The Japan-Korea collaborative spirit engendered by last summer’s World Cup attains its apotheosis on Nov. 17 with two live events on NHK’s BS2 channel.
At 10 a.m., NHK will present a live broadcast of a special parade being held at the Makuhari Messe convention center in Chiba Prefecture. The parade re-creates the colorful pageantry of the Chosen Tsushinji, a group of messengers who brought Korean culture from the peninsula through the Tsushima Strait to Edo Japan about 200 years ago and, in turn, took Japanese culture back to their homeland.
In the same time slot, NHK will broadcast a documentary about four young people — two Japanese and two Korean — who have been tracing the route of the messenger group throughout Japan and South Korea since September. Along the way, the quartet has explored the histories of the areas they visit, investigated the reasons for the messenger exchange project, explained the things they carried and discussed the meaning of the journey in terms of Korea-Japan relations today.

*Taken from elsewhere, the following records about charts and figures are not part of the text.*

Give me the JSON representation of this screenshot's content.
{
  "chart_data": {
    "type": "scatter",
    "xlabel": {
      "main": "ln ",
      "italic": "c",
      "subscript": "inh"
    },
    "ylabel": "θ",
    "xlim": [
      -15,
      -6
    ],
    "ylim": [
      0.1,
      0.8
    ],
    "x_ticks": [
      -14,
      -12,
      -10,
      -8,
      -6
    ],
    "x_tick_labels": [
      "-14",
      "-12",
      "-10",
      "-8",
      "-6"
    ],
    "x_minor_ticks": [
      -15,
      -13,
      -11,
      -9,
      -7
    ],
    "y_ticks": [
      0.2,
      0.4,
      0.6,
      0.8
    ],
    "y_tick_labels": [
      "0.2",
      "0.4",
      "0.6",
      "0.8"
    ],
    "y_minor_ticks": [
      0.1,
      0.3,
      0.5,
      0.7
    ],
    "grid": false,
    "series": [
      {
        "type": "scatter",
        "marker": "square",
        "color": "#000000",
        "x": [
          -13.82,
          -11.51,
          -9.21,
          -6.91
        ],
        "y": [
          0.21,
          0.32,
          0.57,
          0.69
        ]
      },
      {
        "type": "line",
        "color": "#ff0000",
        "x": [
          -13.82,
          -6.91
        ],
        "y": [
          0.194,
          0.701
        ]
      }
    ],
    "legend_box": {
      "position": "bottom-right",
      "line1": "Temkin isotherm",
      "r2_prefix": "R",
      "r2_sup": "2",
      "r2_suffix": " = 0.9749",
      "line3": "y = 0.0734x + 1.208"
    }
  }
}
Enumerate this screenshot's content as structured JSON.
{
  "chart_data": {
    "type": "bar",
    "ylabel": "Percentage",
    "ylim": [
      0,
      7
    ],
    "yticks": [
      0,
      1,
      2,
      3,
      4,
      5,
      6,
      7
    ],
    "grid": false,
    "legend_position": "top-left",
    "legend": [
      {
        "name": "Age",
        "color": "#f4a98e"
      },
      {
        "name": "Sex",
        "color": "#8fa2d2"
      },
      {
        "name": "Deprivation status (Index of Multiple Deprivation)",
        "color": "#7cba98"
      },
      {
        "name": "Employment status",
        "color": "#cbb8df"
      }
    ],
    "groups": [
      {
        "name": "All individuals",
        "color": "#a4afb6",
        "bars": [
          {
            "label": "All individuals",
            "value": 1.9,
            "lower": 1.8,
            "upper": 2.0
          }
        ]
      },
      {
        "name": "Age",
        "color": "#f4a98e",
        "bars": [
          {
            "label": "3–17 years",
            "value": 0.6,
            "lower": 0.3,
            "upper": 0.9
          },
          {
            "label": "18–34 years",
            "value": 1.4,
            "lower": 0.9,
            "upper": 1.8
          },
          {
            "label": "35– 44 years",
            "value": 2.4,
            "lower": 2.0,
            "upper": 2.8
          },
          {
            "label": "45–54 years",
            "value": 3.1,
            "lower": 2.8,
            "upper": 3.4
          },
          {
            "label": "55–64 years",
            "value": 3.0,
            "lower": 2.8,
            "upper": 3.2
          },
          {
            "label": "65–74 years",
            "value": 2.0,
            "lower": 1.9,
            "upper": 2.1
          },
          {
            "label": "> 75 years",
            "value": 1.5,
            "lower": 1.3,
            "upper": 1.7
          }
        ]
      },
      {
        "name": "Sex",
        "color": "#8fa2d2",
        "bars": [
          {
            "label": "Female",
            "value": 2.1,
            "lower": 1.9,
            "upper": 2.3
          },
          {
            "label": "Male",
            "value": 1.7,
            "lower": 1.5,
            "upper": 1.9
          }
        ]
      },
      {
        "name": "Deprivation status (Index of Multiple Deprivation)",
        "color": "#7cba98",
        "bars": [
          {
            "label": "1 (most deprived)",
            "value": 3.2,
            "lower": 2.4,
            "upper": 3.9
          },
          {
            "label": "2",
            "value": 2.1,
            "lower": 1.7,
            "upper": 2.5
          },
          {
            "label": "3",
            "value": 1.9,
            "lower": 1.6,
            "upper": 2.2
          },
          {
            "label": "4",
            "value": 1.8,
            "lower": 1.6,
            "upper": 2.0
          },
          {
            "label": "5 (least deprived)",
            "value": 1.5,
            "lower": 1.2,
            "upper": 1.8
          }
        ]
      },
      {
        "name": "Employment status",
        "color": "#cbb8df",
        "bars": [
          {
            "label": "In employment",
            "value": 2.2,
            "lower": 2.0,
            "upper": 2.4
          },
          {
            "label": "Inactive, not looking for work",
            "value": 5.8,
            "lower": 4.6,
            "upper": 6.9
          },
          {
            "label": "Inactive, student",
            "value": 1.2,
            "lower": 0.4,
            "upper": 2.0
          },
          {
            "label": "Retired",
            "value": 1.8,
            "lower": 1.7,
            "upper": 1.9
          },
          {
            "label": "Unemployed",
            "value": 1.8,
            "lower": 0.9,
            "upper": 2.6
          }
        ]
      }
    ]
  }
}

At 7 p.m., NHK will return to Makuhari Messe for a special live joint concert featuring some of the biggest singing stars, both traditional and popular, on both sides of the Sea of Japan/East Sea (depending on whose map you read), including Kiyoshi Hikawa, BoA and Kim Yong-ja.
This year marks the 30th anniversary of the debut of proto-rocker Eikichi Yazawa, and on Nov. 23 at 9 p.m., Fuji TV will present a dramatization of Yazawa’s early life called “Nariagari.” The title, which is a term for someone who rockets from poverty to fame and fortune, is also the title of a book of essays that Yazawa once wrote. The drama itself was initiated and produced by the singer, though he doesn’t appear in it.
Yazawa, who is played by Masahiro Matsuoka of the boy band Tokio, was raised in Hiroshima by his grandmother after his mother ran away and his father, an alcoholic, died young. Lonely and impoverished, he grew up believing that money was everything and promised himself he’d be rich on his own terms.
As a teenager he moved to Yokohama where he formed a rock band called The Bass. He took a demo tape of the band to record companies, but it was roundly ignored. Yazawa, deeply disappointed, disbanded the group, thinking he’d go nowhere hanging around such amateurs.